My specific comments are as follows:
(a) Withdrawal of Lien Notices; Why not? (But we need administrable standards.)
(b) Return of Levied Property; Why not?
(c) Increasing Exemption Levels; Why not?
(d) Expanding Authority to Accept Offers in Compromise; Clearly $500 is too low, but
$50,000 may be high. Given possible integrity and other problems, I would settle for
$30,000. We can always increase the ceiling further if needed.
(e) Notice Before Examination; Is this really needed? What happens if the notice is
defective?
(f) Limits on Recovery of Civil Damages; $200,000 would be plenty. Raising the level to
$1 million would encourage bounty-hunting by contingent-fee lawyers whose practice will
soon be diminished, I hope, by the enactment of long-needed legal reform.
(g) Review of Designated Summons; I think this should be left to the IRS; is this
legislation really needed?
6. Information Returns.
While I think that taxpayers receiving information returns should be provided with
access to those issuing returns in order to clear up questions, this proposal raises
questions which, at this very preliminary stage, I am unable to evaluate. What effect
would an incorrect telephone number have on the information return? On balance, I would
strongly encourage the IRS to seek to provide taxpayers with what they need, but I would
hesitate to put it in the law until further consideration. Moreover, I would extend the
effective date until 1996.
7. Civil Damages for Fraudulent Information Returns;
Why not?
8. Requiring IRS to Make "Reasonable Examination" of
Information Returns;
Given the enormous volume of information returns, I think this goes too far.
9. Section 6672 Penalty.
The exception for jeopardy situations makes the proposed requirement of preliminary
notice rules of somewhat less concern, but on balance, I question whether it is needed.
10. Warnings and Notification Requirements.
If my understanding is correct that taxpayers may not use the lack of warnings to
escape the 6672 penalty otherwise due from them, then I don't object to the warning
provisions. However, I have substantial doubt about whether the notification requirements
are administrable, and I recommend they be dropped. Both of these issues are better
handled without legislation.
11. Litigation Costs and Fees.
I would increase the cap as recommended but omit the other changes.
12. Other Provisions.
(a) Required Content of Notices. Provided the proposed change doesn't give rise to
wholesale invalidation of notices, it seems all right.
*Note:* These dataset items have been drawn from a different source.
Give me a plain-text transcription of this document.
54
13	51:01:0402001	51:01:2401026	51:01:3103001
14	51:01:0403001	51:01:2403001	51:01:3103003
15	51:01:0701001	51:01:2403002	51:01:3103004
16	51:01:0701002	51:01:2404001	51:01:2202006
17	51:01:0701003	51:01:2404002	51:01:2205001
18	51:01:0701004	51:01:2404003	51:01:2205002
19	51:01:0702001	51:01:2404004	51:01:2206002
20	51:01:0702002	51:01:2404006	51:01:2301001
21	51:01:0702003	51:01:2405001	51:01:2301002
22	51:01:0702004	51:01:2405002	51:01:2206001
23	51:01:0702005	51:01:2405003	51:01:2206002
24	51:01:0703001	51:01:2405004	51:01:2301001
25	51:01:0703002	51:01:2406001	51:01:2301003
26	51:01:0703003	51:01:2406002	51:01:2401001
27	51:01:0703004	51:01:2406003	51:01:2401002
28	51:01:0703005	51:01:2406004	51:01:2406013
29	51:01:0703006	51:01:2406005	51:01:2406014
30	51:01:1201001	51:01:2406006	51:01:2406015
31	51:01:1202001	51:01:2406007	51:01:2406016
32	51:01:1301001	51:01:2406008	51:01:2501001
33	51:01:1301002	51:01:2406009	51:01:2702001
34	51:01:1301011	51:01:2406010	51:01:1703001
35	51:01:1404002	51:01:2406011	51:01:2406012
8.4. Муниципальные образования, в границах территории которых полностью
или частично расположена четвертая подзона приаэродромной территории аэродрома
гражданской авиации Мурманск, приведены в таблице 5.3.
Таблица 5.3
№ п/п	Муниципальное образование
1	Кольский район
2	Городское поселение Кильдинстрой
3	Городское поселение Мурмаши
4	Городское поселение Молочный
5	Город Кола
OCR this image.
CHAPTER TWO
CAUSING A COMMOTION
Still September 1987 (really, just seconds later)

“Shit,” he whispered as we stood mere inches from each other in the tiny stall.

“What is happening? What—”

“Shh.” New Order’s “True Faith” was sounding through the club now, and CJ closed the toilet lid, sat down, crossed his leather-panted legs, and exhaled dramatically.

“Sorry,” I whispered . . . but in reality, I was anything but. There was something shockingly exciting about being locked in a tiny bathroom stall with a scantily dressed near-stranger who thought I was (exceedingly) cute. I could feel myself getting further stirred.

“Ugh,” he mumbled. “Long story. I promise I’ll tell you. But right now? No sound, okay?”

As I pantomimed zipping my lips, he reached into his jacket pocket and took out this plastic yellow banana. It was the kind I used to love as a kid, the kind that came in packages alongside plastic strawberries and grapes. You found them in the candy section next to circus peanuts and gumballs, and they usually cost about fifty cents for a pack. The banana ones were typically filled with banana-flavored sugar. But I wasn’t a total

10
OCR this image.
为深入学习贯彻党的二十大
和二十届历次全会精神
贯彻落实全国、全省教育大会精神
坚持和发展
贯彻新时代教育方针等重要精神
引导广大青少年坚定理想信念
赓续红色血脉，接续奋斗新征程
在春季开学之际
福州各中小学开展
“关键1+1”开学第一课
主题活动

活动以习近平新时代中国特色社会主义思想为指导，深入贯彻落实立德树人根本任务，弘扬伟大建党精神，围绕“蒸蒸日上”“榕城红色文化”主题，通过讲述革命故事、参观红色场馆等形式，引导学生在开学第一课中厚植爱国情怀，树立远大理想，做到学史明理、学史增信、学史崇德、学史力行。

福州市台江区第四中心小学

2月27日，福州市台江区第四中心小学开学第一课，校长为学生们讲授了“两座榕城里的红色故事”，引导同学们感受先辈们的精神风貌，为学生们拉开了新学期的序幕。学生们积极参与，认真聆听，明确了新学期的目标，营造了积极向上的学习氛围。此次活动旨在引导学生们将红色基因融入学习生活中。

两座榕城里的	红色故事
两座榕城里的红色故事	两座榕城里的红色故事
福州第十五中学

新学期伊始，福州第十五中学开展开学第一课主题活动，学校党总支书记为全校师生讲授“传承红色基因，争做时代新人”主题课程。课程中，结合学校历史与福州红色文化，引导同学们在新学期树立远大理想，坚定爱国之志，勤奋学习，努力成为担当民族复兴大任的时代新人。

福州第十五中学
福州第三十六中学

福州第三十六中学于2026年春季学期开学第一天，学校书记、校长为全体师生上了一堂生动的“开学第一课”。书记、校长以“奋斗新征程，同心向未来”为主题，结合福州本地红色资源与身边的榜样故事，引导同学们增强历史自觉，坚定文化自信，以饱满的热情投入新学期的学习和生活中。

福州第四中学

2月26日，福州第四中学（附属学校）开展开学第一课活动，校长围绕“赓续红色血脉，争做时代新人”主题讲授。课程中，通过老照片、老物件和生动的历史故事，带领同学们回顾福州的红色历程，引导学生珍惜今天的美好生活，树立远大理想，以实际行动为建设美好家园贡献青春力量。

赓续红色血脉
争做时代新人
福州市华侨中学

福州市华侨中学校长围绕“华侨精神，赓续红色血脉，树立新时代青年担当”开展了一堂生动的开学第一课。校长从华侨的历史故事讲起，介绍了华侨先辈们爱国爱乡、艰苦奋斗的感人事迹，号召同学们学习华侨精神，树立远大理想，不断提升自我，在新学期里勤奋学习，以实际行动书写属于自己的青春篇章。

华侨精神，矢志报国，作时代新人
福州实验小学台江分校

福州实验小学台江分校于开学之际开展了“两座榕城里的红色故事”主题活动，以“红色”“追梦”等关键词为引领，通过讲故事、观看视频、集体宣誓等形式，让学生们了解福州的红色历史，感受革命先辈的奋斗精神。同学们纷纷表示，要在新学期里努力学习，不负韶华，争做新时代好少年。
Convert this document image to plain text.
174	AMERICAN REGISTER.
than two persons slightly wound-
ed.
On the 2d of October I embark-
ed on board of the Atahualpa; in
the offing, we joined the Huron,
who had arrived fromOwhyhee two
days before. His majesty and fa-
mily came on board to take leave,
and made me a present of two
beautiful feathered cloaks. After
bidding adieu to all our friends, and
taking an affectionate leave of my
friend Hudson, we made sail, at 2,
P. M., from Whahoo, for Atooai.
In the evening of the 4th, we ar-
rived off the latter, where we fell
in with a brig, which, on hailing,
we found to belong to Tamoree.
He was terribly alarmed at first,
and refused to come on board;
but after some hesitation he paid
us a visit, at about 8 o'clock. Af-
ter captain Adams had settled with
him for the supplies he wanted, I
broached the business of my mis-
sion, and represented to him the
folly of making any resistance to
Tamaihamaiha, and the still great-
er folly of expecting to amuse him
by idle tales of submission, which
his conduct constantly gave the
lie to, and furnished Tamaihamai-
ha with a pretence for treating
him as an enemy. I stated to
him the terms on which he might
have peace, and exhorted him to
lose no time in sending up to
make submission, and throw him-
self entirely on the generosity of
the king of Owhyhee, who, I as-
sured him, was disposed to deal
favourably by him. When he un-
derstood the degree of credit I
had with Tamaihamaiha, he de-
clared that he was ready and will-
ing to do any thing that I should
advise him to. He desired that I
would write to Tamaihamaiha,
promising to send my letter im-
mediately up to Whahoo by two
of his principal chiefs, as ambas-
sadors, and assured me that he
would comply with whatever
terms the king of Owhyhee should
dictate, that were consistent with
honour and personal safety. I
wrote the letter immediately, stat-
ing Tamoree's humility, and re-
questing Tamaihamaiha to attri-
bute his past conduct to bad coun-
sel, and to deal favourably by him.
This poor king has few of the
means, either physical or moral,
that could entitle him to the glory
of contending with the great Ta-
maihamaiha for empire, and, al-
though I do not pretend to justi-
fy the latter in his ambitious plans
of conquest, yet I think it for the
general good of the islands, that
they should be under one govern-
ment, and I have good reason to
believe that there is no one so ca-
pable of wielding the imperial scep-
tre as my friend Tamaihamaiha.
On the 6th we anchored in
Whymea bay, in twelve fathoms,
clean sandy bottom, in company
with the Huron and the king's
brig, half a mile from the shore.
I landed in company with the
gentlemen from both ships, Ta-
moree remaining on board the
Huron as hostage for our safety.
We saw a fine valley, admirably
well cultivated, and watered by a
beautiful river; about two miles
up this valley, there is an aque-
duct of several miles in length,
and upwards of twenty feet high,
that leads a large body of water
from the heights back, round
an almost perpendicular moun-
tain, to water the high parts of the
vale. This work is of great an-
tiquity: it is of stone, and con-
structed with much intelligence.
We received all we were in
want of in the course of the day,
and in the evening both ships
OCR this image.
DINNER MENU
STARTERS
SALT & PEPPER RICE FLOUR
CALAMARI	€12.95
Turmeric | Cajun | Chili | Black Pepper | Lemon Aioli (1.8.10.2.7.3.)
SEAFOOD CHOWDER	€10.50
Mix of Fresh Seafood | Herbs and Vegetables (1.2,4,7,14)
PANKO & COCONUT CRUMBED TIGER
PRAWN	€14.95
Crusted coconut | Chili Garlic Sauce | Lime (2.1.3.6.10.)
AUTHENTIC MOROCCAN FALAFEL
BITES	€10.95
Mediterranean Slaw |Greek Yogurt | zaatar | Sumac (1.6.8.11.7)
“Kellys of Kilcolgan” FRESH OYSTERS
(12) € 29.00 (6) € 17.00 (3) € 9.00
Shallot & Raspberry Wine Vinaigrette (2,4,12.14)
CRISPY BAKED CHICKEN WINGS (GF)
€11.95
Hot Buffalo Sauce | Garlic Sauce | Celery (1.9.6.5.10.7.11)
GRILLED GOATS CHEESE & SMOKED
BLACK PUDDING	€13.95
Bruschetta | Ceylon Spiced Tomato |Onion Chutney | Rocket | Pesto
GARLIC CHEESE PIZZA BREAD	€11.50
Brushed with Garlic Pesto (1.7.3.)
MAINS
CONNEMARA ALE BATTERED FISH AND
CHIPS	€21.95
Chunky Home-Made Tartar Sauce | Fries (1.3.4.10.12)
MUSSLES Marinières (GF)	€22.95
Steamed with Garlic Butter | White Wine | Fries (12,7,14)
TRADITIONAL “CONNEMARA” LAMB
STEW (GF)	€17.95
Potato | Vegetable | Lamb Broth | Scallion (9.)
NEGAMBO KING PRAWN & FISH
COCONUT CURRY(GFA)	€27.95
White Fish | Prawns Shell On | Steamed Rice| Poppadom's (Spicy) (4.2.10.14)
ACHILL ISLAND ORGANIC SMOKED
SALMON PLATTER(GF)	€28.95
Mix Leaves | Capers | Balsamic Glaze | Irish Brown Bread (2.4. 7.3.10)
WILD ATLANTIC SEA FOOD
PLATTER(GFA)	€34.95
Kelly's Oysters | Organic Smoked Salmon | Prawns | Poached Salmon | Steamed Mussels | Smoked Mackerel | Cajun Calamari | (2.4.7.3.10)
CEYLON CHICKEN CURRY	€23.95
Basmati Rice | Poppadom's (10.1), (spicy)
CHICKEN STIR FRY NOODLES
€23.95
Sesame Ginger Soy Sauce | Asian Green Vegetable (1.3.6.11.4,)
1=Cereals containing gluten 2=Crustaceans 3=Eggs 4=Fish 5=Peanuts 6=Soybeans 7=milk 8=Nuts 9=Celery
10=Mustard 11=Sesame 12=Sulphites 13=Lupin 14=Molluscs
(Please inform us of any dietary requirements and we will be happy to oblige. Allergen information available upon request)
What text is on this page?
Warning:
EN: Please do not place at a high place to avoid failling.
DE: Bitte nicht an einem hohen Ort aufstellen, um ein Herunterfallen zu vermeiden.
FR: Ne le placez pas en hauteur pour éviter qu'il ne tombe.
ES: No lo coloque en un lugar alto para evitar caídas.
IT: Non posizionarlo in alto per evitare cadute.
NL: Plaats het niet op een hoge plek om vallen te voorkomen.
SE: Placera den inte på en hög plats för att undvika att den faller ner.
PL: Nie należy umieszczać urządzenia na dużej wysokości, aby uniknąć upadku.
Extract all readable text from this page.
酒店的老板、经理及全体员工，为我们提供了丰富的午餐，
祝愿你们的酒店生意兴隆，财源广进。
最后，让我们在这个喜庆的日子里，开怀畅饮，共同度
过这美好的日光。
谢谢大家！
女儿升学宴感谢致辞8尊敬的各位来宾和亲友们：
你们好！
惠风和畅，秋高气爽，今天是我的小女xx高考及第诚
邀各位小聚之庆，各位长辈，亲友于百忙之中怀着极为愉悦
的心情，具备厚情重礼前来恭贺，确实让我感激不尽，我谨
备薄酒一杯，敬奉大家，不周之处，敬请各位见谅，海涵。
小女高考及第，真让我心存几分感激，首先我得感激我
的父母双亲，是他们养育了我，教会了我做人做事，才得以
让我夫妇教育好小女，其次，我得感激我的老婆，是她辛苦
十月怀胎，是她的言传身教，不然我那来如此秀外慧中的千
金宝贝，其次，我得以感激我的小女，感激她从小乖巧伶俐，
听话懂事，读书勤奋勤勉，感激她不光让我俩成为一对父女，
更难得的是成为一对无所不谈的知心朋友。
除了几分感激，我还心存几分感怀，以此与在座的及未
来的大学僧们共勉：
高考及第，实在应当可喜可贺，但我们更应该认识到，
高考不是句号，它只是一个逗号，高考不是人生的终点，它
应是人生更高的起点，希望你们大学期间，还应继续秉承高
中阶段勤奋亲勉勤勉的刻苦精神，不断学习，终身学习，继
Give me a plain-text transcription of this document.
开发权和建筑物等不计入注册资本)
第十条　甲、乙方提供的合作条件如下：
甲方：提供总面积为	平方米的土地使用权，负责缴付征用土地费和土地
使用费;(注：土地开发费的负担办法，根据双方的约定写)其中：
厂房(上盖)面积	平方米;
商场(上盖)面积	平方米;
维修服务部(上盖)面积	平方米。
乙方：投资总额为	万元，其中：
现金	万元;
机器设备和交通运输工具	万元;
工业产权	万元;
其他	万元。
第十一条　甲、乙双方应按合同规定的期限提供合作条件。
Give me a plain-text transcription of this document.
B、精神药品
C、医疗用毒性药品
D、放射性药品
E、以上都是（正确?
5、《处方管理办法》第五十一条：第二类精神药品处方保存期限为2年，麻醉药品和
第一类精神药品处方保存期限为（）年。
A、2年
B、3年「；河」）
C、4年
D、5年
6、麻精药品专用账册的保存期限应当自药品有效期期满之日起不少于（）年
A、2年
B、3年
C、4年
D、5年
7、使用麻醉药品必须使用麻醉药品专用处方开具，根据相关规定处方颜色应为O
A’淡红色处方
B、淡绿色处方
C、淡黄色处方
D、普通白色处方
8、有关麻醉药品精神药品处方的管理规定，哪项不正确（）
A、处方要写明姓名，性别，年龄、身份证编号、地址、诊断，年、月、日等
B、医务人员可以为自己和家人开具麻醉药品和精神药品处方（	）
(b) Substitute Returns. Seems fine.
(c) Retroactivity of Regulations. Although I certainly don't agree with Treasury and
IRS all the time about their substantive pronouncements or, in a very few cases, about
their respect for the rule that sound tax administration calls for fairness and leniency
in selecting the effective dates of regulations, I don't think that the proposed changes
are a good idea. Let's caution the administrators to turn square corners with the public,
but in this situation, as in many others, it is better to leave the law where it is.
Through oversight hearings and correspondence Congress can see to it that the
administrators try to do their jobs correctly. I am particularly concerned about the
proposed effective date of this provision: Eliminating retroactivity of regulations would
be implemented retroactively.
(d) Required Notice of Payments. How about 90 days?
(e) Unauthorized Enticement of Information. Unless I am missing something, this seems
all right.
13. Form Modifications.
Let's leave this to the administrators and ask them at oversight hearings and otherwise
what they are doing to make sure that taxpayers are fully informed.
14. Studies and Reports.
Same comments as above. Besides, I don't think a law is needed for Congress to
communicate with the General Accounting Office about Congressional needs and priorities.
Akin, Gump, Strauss, Hauer & Feld, L.L.P.